A. They take this exhibition very serious and are very excited to have the opportunity. I think they are equally as proud to show case the works of family members, as they are their own.
Q. Why do you think displaying artwork in the hospital is so important?
A. Our Healing Arts Program's mission is to improve the healthcare experience for patients, families and caregivers by integrating the arts into the hospital setting. Research provides evidence that the integration of art into healthcare facilities assists in the reduction of stress and improved outcomes, patient safety and overall healthcare quality. The NAP exhibition perfectly fits into this mission by providing Children’s Hospital of Michigan the opportunity to showcase a wide ranges of diverse artwork done by both children and adults. It also encourages the practice of art making among those in our community as well. Research also reveals that there are health benefits associated with art making process.
Q. What is your favorite aspect of the National Arts Program®?
A. I love having the opportunity to meet our staff, our patients and their families. As art advisor for the hospital, I do not have direct patient care responsibilities and don't always have the chance to meet everyone that works here. This show has given me a chance to get to know alot of people and has helped me to do my job better. By meeting these people, I have a better understanding of who they are and what they do, and it helps me understand how to serve them better.
I also love the award ceremony, and having the chance to see how excited participants are to receive their awards or just a certificate of participation; and to have their picture taken with our hospital president is also very exciting for them. Our doctors who participate are as thrilled as our youngest patients to be recognized for the work they have in the show.
This year I hung the show on a Saturday with two students. Hanging a show of this scale (with all works different sizes and different types of frames) is challenging; but it was all worth while when a doctor delivered, in a wheel chair, her work and all her families work (her spouse, her children and her two parents) for the show. She said “thank you so much for doing this”…..all of a sudden it didn’t feel challenging, it felt like a privilege to be doing it.
Q. Do visitors to the hospital respond to the employee exhibit?
A. People stop me all the time to tell me how much they enjoy the show.
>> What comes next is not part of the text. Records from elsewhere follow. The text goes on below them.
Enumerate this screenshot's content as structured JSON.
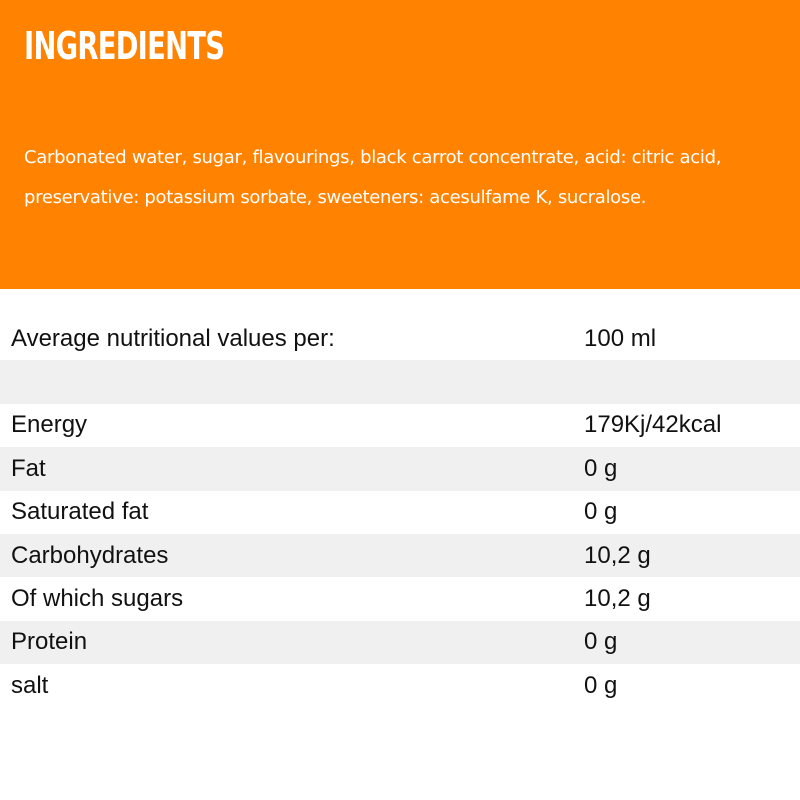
{
  "ingredients": {
    "heading": "INGREDIENTS",
    "text": "Carbonated water, sugar, flavourings, black carrot concentrate, acid: citric acid, preservative: potassium sorbate, sweeteners: acesulfame K, sucralose."
  },
  "nutrition": {
    "header": {
      "label": "Average nutritional values per:",
      "value": "100 ml"
    },
    "spacer": {
      "label": "",
      "value": ""
    },
    "rows": [
      {
        "label": "Energy",
        "value": "179Kj/42kcal"
      },
      {
        "label": "Fat",
        "value": "0 g"
      },
      {
        "label": "Saturated fat",
        "value": "0 g"
      },
      {
        "label": "Carbohydrates",
        "value": "10,2 g"
      },
      {
        "label": "Of which sugars",
        "value": "10,2 g"
      },
      {
        "label": "Protein",
        "value": "0 g"
      },
      {
        "label": "salt",
        "value": "0 g"
      }
    ]
  },
  "colors": {
    "accent": "#ff8200",
    "row_shade": "#f0f0f0",
    "text": "#111111"
  }
}
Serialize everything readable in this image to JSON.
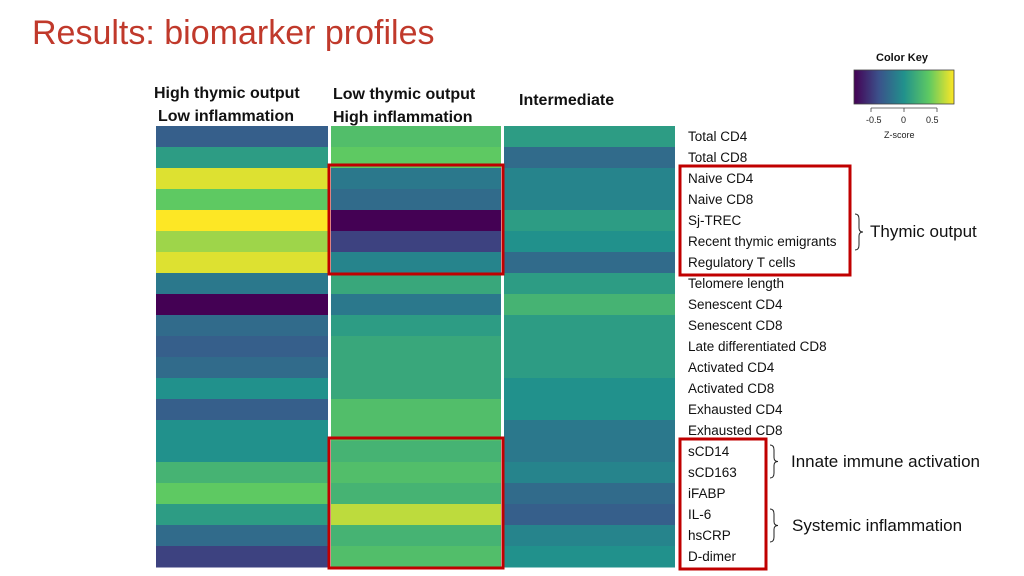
{
  "slide": {
    "title": "Results: biomarker profiles"
  },
  "columns": [
    {
      "line1": "High thymic output",
      "line2": "Low inflammation"
    },
    {
      "line1": "Low thymic output",
      "line2": "High inflammation"
    },
    {
      "line1": "Intermediate",
      "line2": ""
    }
  ],
  "groups": {
    "thymic": "Thymic output",
    "innate": "Innate immune activation",
    "systemic": "Systemic inflammation"
  },
  "color_key": {
    "title": "Color Key",
    "ticks": [
      "-0.5",
      "0",
      "0.5"
    ],
    "xlabel": "Z-score",
    "colors": [
      "#440154",
      "#3b528b",
      "#21918c",
      "#5ec962",
      "#fde725"
    ]
  },
  "highlight_color": "#c00000",
  "chart_data": {
    "type": "heatmap",
    "title": "Results: biomarker profiles",
    "rows": [
      "Total CD4",
      "Total CD8",
      "Naive CD4",
      "Naive CD8",
      "Sj-TREC",
      "Recent thymic emigrants",
      "Regulatory T cells",
      "Telomere length",
      "Senescent CD4",
      "Senescent CD8",
      "Late differentiated CD8",
      "Activated CD4",
      "Activated CD8",
      "Exhausted CD4",
      "Exhausted CD8",
      "sCD14",
      "sCD163",
      "iFABP",
      "IL-6",
      "hsCRP",
      "D-dimer"
    ],
    "columns": [
      "High thymic output / Low inflammation",
      "Low thymic output / High inflammation",
      "Intermediate"
    ],
    "values": [
      [
        -0.4,
        0.4,
        0.1
      ],
      [
        0.1,
        0.5,
        -0.3
      ],
      [
        0.9,
        -0.2,
        -0.1
      ],
      [
        0.5,
        -0.3,
        -0.1
      ],
      [
        1.0,
        -1.0,
        0.1
      ],
      [
        0.7,
        -0.6,
        0.0
      ],
      [
        0.9,
        -0.1,
        -0.3
      ],
      [
        -0.2,
        0.2,
        0.1
      ],
      [
        -1.0,
        -0.2,
        0.3
      ],
      [
        -0.3,
        0.1,
        0.1
      ],
      [
        -0.4,
        0.2,
        0.1
      ],
      [
        -0.3,
        0.2,
        0.1
      ],
      [
        0.0,
        0.2,
        0.0
      ],
      [
        -0.4,
        0.4,
        0.0
      ],
      [
        0.0,
        0.4,
        -0.2
      ],
      [
        0.0,
        0.3,
        -0.2
      ],
      [
        0.3,
        0.4,
        -0.1
      ],
      [
        0.5,
        0.3,
        -0.3
      ],
      [
        0.1,
        0.8,
        -0.4
      ],
      [
        -0.3,
        0.3,
        -0.1
      ],
      [
        -0.6,
        0.4,
        0.0
      ]
    ],
    "zlim": [
      -1,
      1
    ],
    "highlight_boxes": [
      {
        "column": 1,
        "row_start": 2,
        "row_end": 6
      },
      {
        "column": 1,
        "row_start": 15,
        "row_end": 20
      },
      {
        "label_rows_start": 2,
        "label_rows_end": 6
      },
      {
        "label_rows_start": 15,
        "label_rows_end": 20
      }
    ],
    "color_key": {
      "label": "Z-score",
      "ticks": [
        -0.5,
        0,
        0.5
      ]
    }
  }
}
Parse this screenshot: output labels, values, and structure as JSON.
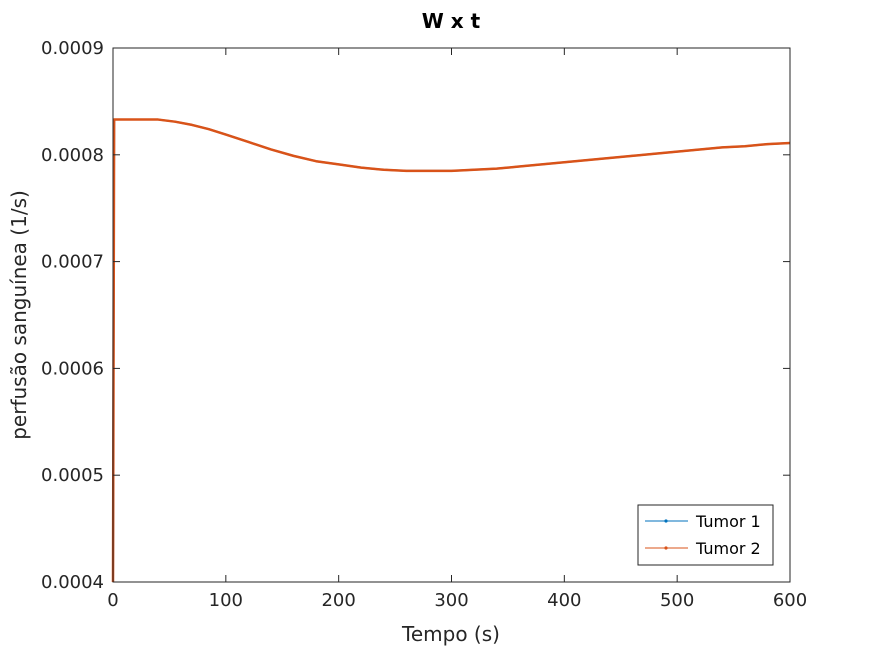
{
  "chart_data": {
    "type": "line",
    "title": "W x t",
    "xlabel": "Tempo (s)",
    "ylabel": "perfusão sanguínea (1/s)",
    "xlim": [
      0,
      600
    ],
    "ylim": [
      0.0004,
      0.0009
    ],
    "x_ticks": [
      0,
      100,
      200,
      300,
      400,
      500,
      600
    ],
    "x_tick_labels": [
      "0",
      "100",
      "200",
      "300",
      "400",
      "500",
      "600"
    ],
    "y_ticks": [
      0.0004,
      0.0005,
      0.0006,
      0.0007,
      0.0008,
      0.0009
    ],
    "y_tick_labels": [
      "0.0004",
      "0.0005",
      "0.0006",
      "0.0007",
      "0.0008",
      "0.0009"
    ],
    "grid": false,
    "legend_position": "bottom-right",
    "series": [
      {
        "name": "Tumor 1",
        "color": "#0072BD",
        "x": [
          0,
          1,
          10,
          25,
          40,
          55,
          70,
          85,
          100,
          120,
          140,
          160,
          180,
          200,
          220,
          240,
          260,
          280,
          300,
          320,
          340,
          360,
          380,
          400,
          420,
          440,
          460,
          480,
          500,
          520,
          540,
          560,
          580,
          600
        ],
        "y": [
          0.0004,
          0.000833,
          0.000833,
          0.000833,
          0.000833,
          0.000831,
          0.000828,
          0.000824,
          0.000819,
          0.000812,
          0.000805,
          0.000799,
          0.000794,
          0.000791,
          0.000788,
          0.000786,
          0.000785,
          0.000785,
          0.000785,
          0.000786,
          0.000787,
          0.000789,
          0.000791,
          0.000793,
          0.000795,
          0.000797,
          0.000799,
          0.000801,
          0.000803,
          0.000805,
          0.000807,
          0.000808,
          0.00081,
          0.000811
        ]
      },
      {
        "name": "Tumor 2",
        "color": "#D95319",
        "x": [
          0,
          1,
          10,
          25,
          40,
          55,
          70,
          85,
          100,
          120,
          140,
          160,
          180,
          200,
          220,
          240,
          260,
          280,
          300,
          320,
          340,
          360,
          380,
          400,
          420,
          440,
          460,
          480,
          500,
          520,
          540,
          560,
          580,
          600
        ],
        "y": [
          0.0004,
          0.000833,
          0.000833,
          0.000833,
          0.000833,
          0.000831,
          0.000828,
          0.000824,
          0.000819,
          0.000812,
          0.000805,
          0.000799,
          0.000794,
          0.000791,
          0.000788,
          0.000786,
          0.000785,
          0.000785,
          0.000785,
          0.000786,
          0.000787,
          0.000789,
          0.000791,
          0.000793,
          0.000795,
          0.000797,
          0.000799,
          0.000801,
          0.000803,
          0.000805,
          0.000807,
          0.000808,
          0.00081,
          0.000811
        ]
      }
    ]
  }
}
When I am hanging the artwork or placing the ribbons on the work, everyone stops to talk to me about the work.
Q. How has utilizing online registration made the process easier for you?
A. This is the first year we have used it and it was great. I think a lot of people are more comfortable doing this and it's easier for them.
Q. Can you tell us how art has had a positive impact on your personal life?
A. I look at artwork much differently because of this show. As a visual artist and former gallery director, I was trained to have a critical eye and to think about art in a professional way. This show has given me a new respect for all levels of skill and all types of artwork. I am humbled by the generosity of spirit that the artists have who enter the show. It is not about them, it is about sharing something special with those who come to the hospital each day.
Q. How did you get started in the art field or have you always been involved in the arts? Are you an artist yourself?
A. I am a visual artist by training; I received my BFA at Wayne State University in Detroit and my MFA at the Dominican University in Florence, Italy (both in painting). I have worked in the field of public art and art education since 1985. I began Children’s Hospital’s Healing Arts Program in 2004. I love being able to bring my passion for art into a world where it makes a difference in the lives of people on a daily basis at times in their lives when they need it the most.
Q. Is there anything else you want to add? Comments about the program, etc.

A. I am very grateful to the NAP for continuing to support this exhibition each year. It is wonderful for our hospital morale and provides us with great beauty each year. I am always singing your praise and encourage other hospitals and organizations to participate.